En clair, rien, aujourd'hui, ne s'oppose quant à l'initiative. Le 23 octobre 2024, à son meeting à Kisangani, Place de la Poste, le Président de la République l'a déclaré en des termes non équivoques : «Notre Constitution a été rédigée à l’étranger et par des étrangers. Il faut au pays une nouvelle Constitution adaptée aux réalités du pays. Nous devons savoir que notre Constitution a des faiblesses et elle n’est pas adaptée aux réalités du pays. Notre Constitution doit être élaborée sur la base de nos habitudes, en tant que peuple congolais». Puis : « Notre Constitution doit être élaborée sur la base de nos habitudes, en tant que peuple congolais ».
Puis : il désignera l’année prochaine une commission nationale chargée d’élaborer une nouvelle Constitution adaptée aux réalités congolaises et « qui ne va plus handicaper le fonctionnement du pays».
En quoi cette démarche est anti-démocratique au point de soulever des oppositions ?
Mais l'opposition n'a-t-elle pas le droit de prendre la parole, de s'exprimer ? Quand le Congo a candidaté à l'élection au Conseil des droits de l’Homme des Nations Unies qui siège à Genève, des opposants se sont exprimés avec force, ont même fait irruption dans la salle loirs des débats. Cela a-t-il empêché le Congo d'être élu sans suspens à New-York avec 172 voix sur les 190 votants ? Les opposants étaient dans leur rôle. Les ONG aussi...
Telle Human Rights Watch qui a fait monter à New York le fait que «les autorités aient sévèrement réprimé les membres des partis d’opposition, les militants de la société civile, les critiques du gouvernement et les journalistes tout au long de la période de l’élection présidentielle de 2023». « Nous avons des préoccupations à Human Rights Watch, HRW, aux côtés des Congolais, de mouvements citoyens, de membres de la société civile et des journalistes sur une répression croissante sur les droits civils et politiques», a déclaré la Directrice adjointe de la Division Afrique à HRW Carine Kaneza Nantulya.

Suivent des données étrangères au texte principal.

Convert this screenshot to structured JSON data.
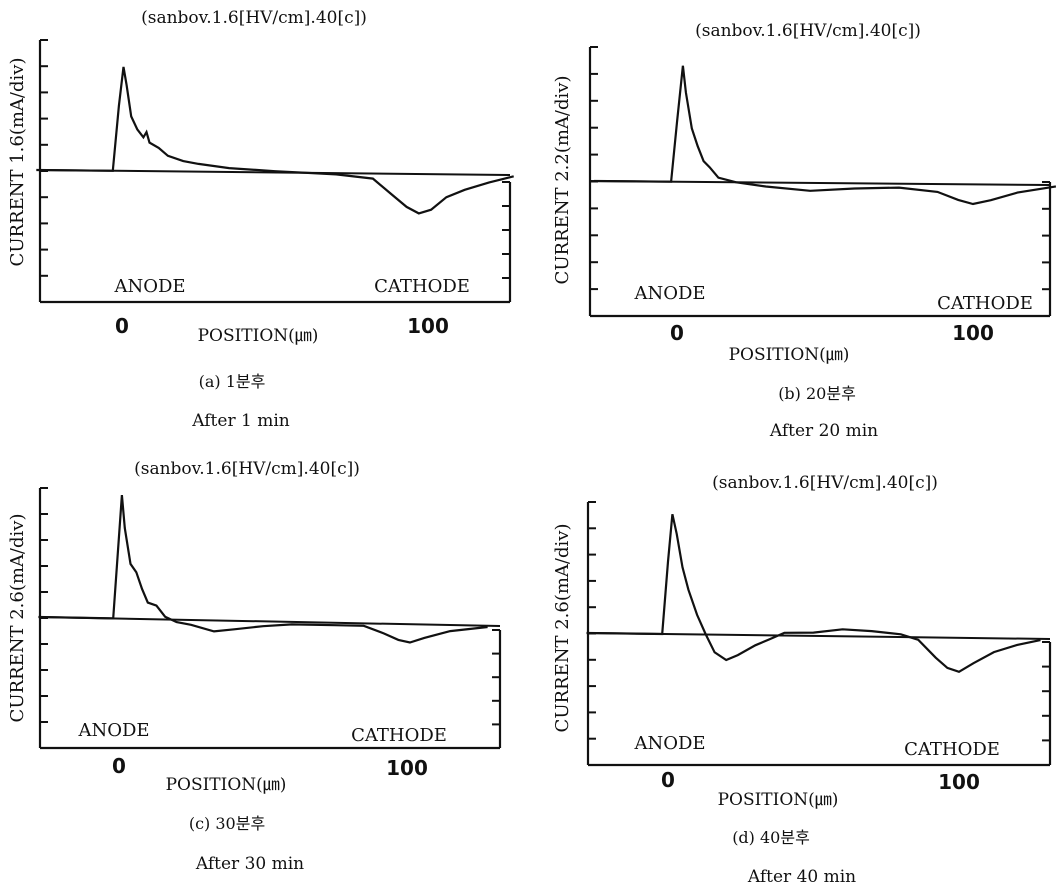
{
  "colors": {
    "trace": "#111111",
    "background": "#ffffff"
  },
  "chart_data": [
    {
      "type": "line",
      "title": "(sanbov.1.6[HV/cm].40[c])",
      "ylabel": "CURRENT 1.6(mA/div)",
      "xlabel": "POSITION(㎛)",
      "xticks": [
        "0",
        "100"
      ],
      "anode_label": "ANODE",
      "cathode_label": "CATHODE",
      "caption_kr": "(a) 1분후",
      "caption_en": "After 1 min",
      "xlim": [
        -28,
        128
      ],
      "ylim": [
        -5,
        5
      ],
      "grid": false,
      "series": [
        {
          "values": [
            [
              -28,
              0
            ],
            [
              -3,
              0
            ],
            [
              -1,
              2.5
            ],
            [
              0.5,
              4.0
            ],
            [
              1.5,
              3.3
            ],
            [
              3,
              2.1
            ],
            [
              5,
              1.6
            ],
            [
              7,
              1.3
            ],
            [
              8,
              1.5
            ],
            [
              9,
              1.1
            ],
            [
              12,
              0.9
            ],
            [
              15,
              0.6
            ],
            [
              20,
              0.4
            ],
            [
              25,
              0.3
            ],
            [
              35,
              0.15
            ],
            [
              50,
              0.05
            ],
            [
              70,
              -0.05
            ],
            [
              82,
              -0.2
            ],
            [
              88,
              -0.8
            ],
            [
              93,
              -1.3
            ],
            [
              97,
              -1.55
            ],
            [
              101,
              -1.4
            ],
            [
              106,
              -0.9
            ],
            [
              112,
              -0.6
            ],
            [
              120,
              -0.3
            ],
            [
              128,
              -0.05
            ]
          ]
        }
      ]
    },
    {
      "type": "line",
      "title": "(sanbov.1.6[HV/cm].40[c])",
      "ylabel": "CURRENT 2.2(mA/div)",
      "xlabel": "POSITION(㎛)",
      "xticks": [
        "0",
        "100"
      ],
      "anode_label": "ANODE",
      "cathode_label": "CATHODE",
      "caption_kr": "(b) 20분후",
      "caption_en": "After 20 min",
      "xlim": [
        -28,
        128
      ],
      "ylim": [
        -5,
        4.5
      ],
      "grid": false,
      "series": [
        {
          "values": [
            [
              -28,
              0
            ],
            [
              -2,
              0
            ],
            [
              0,
              2.0
            ],
            [
              2,
              3.9
            ],
            [
              3,
              3.0
            ],
            [
              5,
              1.8
            ],
            [
              7,
              1.2
            ],
            [
              9,
              0.7
            ],
            [
              11,
              0.5
            ],
            [
              14,
              0.15
            ],
            [
              20,
              0
            ],
            [
              30,
              -0.15
            ],
            [
              45,
              -0.3
            ],
            [
              60,
              -0.2
            ],
            [
              75,
              -0.15
            ],
            [
              88,
              -0.3
            ],
            [
              95,
              -0.6
            ],
            [
              100,
              -0.75
            ],
            [
              106,
              -0.6
            ],
            [
              115,
              -0.3
            ],
            [
              128,
              -0.05
            ]
          ]
        }
      ]
    },
    {
      "type": "line",
      "title": "(sanbov.1.6[HV/cm].40[c])",
      "ylabel": "CURRENT 2.6(mA/div)",
      "xlabel": "POSITION(㎛)",
      "xticks": [
        "0",
        "100"
      ],
      "anode_label": "ANODE",
      "cathode_label": "CATHODE",
      "caption_kr": "(c) 30분후",
      "caption_en": "After 30 min",
      "xlim": [
        -28,
        128
      ],
      "ylim": [
        -5,
        4.7
      ],
      "grid": false,
      "series": [
        {
          "values": [
            [
              -28,
              0
            ],
            [
              -2,
              0
            ],
            [
              0,
              3.0
            ],
            [
              1,
              4.5
            ],
            [
              2,
              3.3
            ],
            [
              4,
              2.0
            ],
            [
              6,
              1.7
            ],
            [
              8,
              1.1
            ],
            [
              10,
              0.6
            ],
            [
              13,
              0.5
            ],
            [
              16,
              0.1
            ],
            [
              20,
              -0.1
            ],
            [
              25,
              -0.2
            ],
            [
              33,
              -0.45
            ],
            [
              40,
              -0.35
            ],
            [
              50,
              -0.2
            ],
            [
              60,
              -0.1
            ],
            [
              75,
              -0.1
            ],
            [
              85,
              -0.1
            ],
            [
              92,
              -0.4
            ],
            [
              97,
              -0.65
            ],
            [
              101,
              -0.75
            ],
            [
              106,
              -0.55
            ],
            [
              115,
              -0.25
            ],
            [
              128,
              -0.05
            ]
          ]
        }
      ]
    },
    {
      "type": "line",
      "title": "(sanbov.1.6[HV/cm].40[c])",
      "ylabel": "CURRENT 2.6(mA/div)",
      "xlabel": "POSITION(㎛)",
      "xticks": [
        "0",
        "100"
      ],
      "anode_label": "ANODE",
      "cathode_label": "CATHODE",
      "caption_kr": "(d) 40분후",
      "caption_en": "After 40 min",
      "xlim": [
        -28,
        128
      ],
      "ylim": [
        -5,
        4.7
      ],
      "grid": false,
      "series": [
        {
          "values": [
            [
              -28,
              0
            ],
            [
              -2,
              0
            ],
            [
              0,
              2.6
            ],
            [
              1.5,
              4.3
            ],
            [
              3,
              3.6
            ],
            [
              5,
              2.4
            ],
            [
              7,
              1.6
            ],
            [
              10,
              0.7
            ],
            [
              13,
              0
            ],
            [
              16,
              -0.7
            ],
            [
              20,
              -1.0
            ],
            [
              24,
              -0.8
            ],
            [
              30,
              -0.4
            ],
            [
              35,
              -0.15
            ],
            [
              40,
              0.1
            ],
            [
              50,
              0.12
            ],
            [
              60,
              0.25
            ],
            [
              70,
              0.2
            ],
            [
              80,
              0.1
            ],
            [
              86,
              -0.1
            ],
            [
              92,
              -0.8
            ],
            [
              96,
              -1.2
            ],
            [
              100,
              -1.35
            ],
            [
              105,
              -1.0
            ],
            [
              112,
              -0.55
            ],
            [
              120,
              -0.25
            ],
            [
              128,
              -0.05
            ]
          ]
        }
      ]
    }
  ]
}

Notant aussi que, hormis quelques condamnations, «les membres des forces de sécurité congolaises responsables du meurtre d’au moins 57 personnes à Goma en août 2023 n’ont pas été véritablement tenus responsables». HRW a épinglé de la même manière deux autres pays du Continent, l’Éthiopie et le Kenya. Cela n'a pas empêché le vote. La démocratie a parlé.

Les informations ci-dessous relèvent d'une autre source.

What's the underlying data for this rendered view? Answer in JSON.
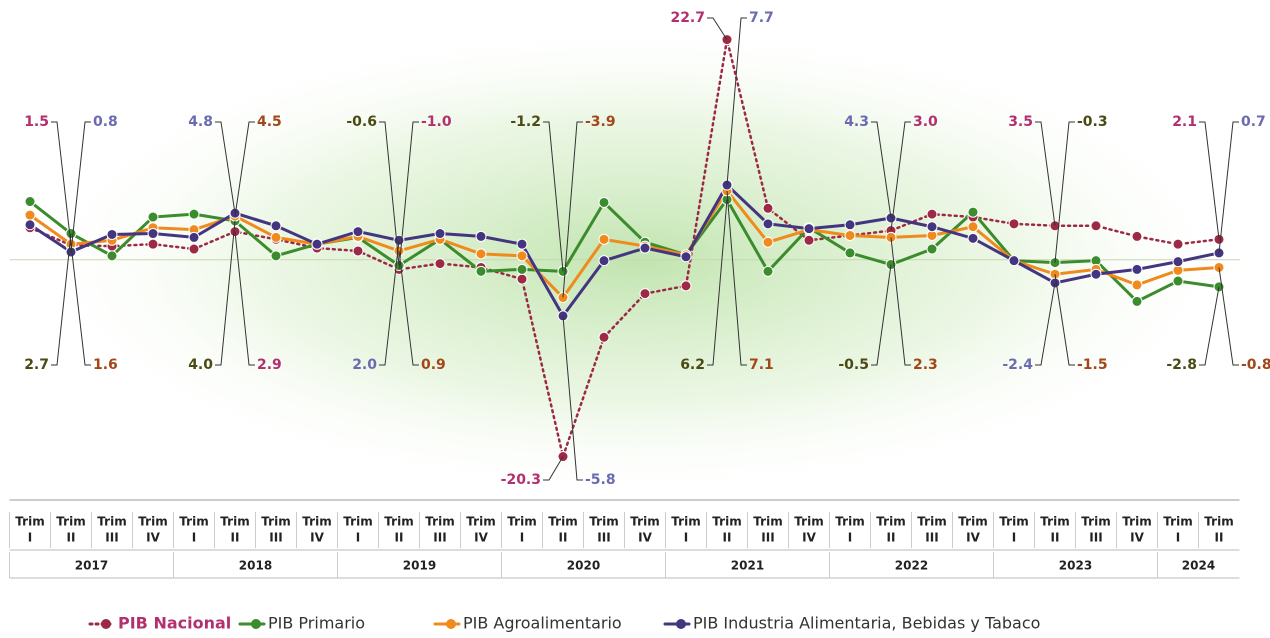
{
  "chart_data": {
    "type": "line",
    "categories": [
      "I",
      "II",
      "III",
      "IV",
      "I",
      "II",
      "III",
      "IV",
      "I",
      "II",
      "III",
      "IV",
      "I",
      "II",
      "III",
      "IV",
      "I",
      "II",
      "III",
      "IV",
      "I",
      "II",
      "III",
      "IV",
      "I",
      "II",
      "III",
      "IV",
      "I",
      "II"
    ],
    "category_prefix": "Trim",
    "years": [
      "2017",
      "2018",
      "2019",
      "2020",
      "2021",
      "2022",
      "2023",
      "2024"
    ],
    "ylim": [
      -22,
      24
    ],
    "series": [
      {
        "name": "PIB Nacional",
        "color": "#9c2a45",
        "label_color": "#b3306e",
        "dashed": true,
        "values": [
          3.3,
          1.5,
          1.4,
          1.6,
          1.1,
          2.9,
          2.1,
          1.2,
          0.9,
          -1.0,
          -0.4,
          -0.8,
          -2.0,
          -20.3,
          -8.0,
          -3.5,
          -2.7,
          22.7,
          5.3,
          2.0,
          2.5,
          3.0,
          4.7,
          4.4,
          3.7,
          3.5,
          3.5,
          2.4,
          1.6,
          2.1
        ],
        "value_labels": [
          null,
          "1.5",
          null,
          null,
          null,
          "2.9",
          null,
          null,
          null,
          "-1.0",
          null,
          null,
          null,
          "-20.3",
          null,
          null,
          null,
          "22.7",
          null,
          null,
          null,
          "3.0",
          null,
          null,
          null,
          "3.5",
          null,
          null,
          null,
          "2.1"
        ]
      },
      {
        "name": "PIB Primario",
        "color": "#3a8c2c",
        "label_color": "#4a4a14",
        "dashed": false,
        "values": [
          6.0,
          2.7,
          0.4,
          4.4,
          4.7,
          4.0,
          0.4,
          1.6,
          2.3,
          -0.6,
          2.1,
          -1.2,
          -1.0,
          -1.2,
          5.9,
          1.8,
          0.5,
          6.2,
          -1.2,
          3.3,
          0.7,
          -0.5,
          1.1,
          4.9,
          -0.1,
          -0.3,
          -0.1,
          -4.3,
          -2.2,
          -2.8
        ],
        "value_labels": [
          null,
          "2.7",
          null,
          null,
          null,
          "4.0",
          null,
          null,
          null,
          "-0.6",
          null,
          null,
          null,
          "-1.2",
          null,
          null,
          null,
          "6.2",
          null,
          null,
          null,
          "-0.5",
          null,
          null,
          null,
          "-0.3",
          null,
          null,
          null,
          "-2.8"
        ]
      },
      {
        "name": "PIB Agroalimentario",
        "color": "#f08a1c",
        "label_color": "#a3461a",
        "dashed": false,
        "values": [
          4.6,
          1.6,
          2.0,
          3.3,
          3.1,
          4.5,
          2.3,
          1.6,
          2.4,
          0.9,
          2.1,
          0.6,
          0.4,
          -3.9,
          2.1,
          1.4,
          0.5,
          7.1,
          1.8,
          3.1,
          2.5,
          2.3,
          2.5,
          3.4,
          -0.1,
          -1.5,
          -1.0,
          -2.6,
          -1.1,
          -0.8
        ],
        "value_labels": [
          null,
          "1.6",
          null,
          null,
          null,
          "4.5",
          null,
          null,
          null,
          "0.9",
          null,
          null,
          null,
          "-3.9",
          null,
          null,
          null,
          "7.1",
          null,
          null,
          null,
          "2.3",
          null,
          null,
          null,
          "-1.5",
          null,
          null,
          null,
          "-0.8"
        ]
      },
      {
        "name": "PIB Industria Alimentaria, Bebidas y Tabaco",
        "color": "#43357f",
        "label_color": "#6b6bb0",
        "dashed": false,
        "values": [
          3.6,
          0.8,
          2.6,
          2.7,
          2.3,
          4.8,
          3.5,
          1.6,
          2.9,
          2.0,
          2.7,
          2.4,
          1.6,
          -5.8,
          -0.1,
          1.2,
          0.3,
          7.7,
          3.7,
          3.2,
          3.6,
          4.3,
          3.4,
          2.2,
          -0.1,
          -2.4,
          -1.5,
          -1.0,
          -0.2,
          0.7
        ],
        "value_labels": [
          null,
          "0.8",
          null,
          null,
          null,
          "4.8",
          null,
          null,
          null,
          "2.0",
          null,
          null,
          null,
          "-5.8",
          null,
          null,
          null,
          "7.7",
          null,
          null,
          null,
          "4.3",
          null,
          null,
          null,
          "-2.4",
          null,
          null,
          null,
          "0.7"
        ]
      }
    ]
  }
}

Allons sur le fond. Révision, changement de la Constitution, que disent les juristes ?
«Aucune loi n’est immuable (aucune loi ne pourrait guère être changée), si la société qu’elle régit ne l’est pas. La loi fondamentale n’échappe pas à cette règle. C’est pourquoi, chaque constitution prévoit des normes sur la procédure de sa révision, lesquelles doivent être respectées lorsqu’on doit procéder à une révision constitutionnelle dans un État de droit.
Cette autonomie régulatrice de la constitution est l’expression de sa suprématie sur toutes les normes existant dans un ordre juridique donné. On comprend dès lors que la procédure de révision d’une constitution doive revêtir une certaine rigidité, contrairement à celle d’une simple loi», écrit Constantin Yatala Nsomwe Ntambwe, Docteur en droit.

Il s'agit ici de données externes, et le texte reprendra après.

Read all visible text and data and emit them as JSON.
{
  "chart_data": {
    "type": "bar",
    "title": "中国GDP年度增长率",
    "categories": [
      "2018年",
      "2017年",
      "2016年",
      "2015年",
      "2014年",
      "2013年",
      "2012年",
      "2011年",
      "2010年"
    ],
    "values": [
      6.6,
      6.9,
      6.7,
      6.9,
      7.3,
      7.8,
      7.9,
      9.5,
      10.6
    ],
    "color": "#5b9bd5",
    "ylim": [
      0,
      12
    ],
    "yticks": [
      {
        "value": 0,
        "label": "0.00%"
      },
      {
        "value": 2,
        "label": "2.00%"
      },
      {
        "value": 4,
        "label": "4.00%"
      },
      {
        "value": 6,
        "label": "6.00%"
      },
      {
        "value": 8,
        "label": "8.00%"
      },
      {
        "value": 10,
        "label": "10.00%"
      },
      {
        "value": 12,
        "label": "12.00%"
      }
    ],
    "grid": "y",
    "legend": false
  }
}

Qui poursuit: «La Constitution en vigueur peut être révisée, s’il existe de justes motifs d’intérêt public, dans le respect de la procédure qu’elle prévoit et des limites qu’elle fixe, relatives à l’objet et à la période définies par l’article 220. Tout en n’enfermant pas définitivement la liberté des générations futures quant aux choix de systèmes politiques, cette disposition devrait prévoir son irrévisabilité pour ne pas laisser la possibilité, au second degré, de réviser les matières dont elle institue l’irrévisabilité.
Cette irrévisabilité de la disposition l’instituant protégerait les matières irrévisables et permettrait également à la Cour constitutionnelle, dans les limites de ses compétences, de contrôler la constitutionnalité matérielle de la révision constitutionnelle ».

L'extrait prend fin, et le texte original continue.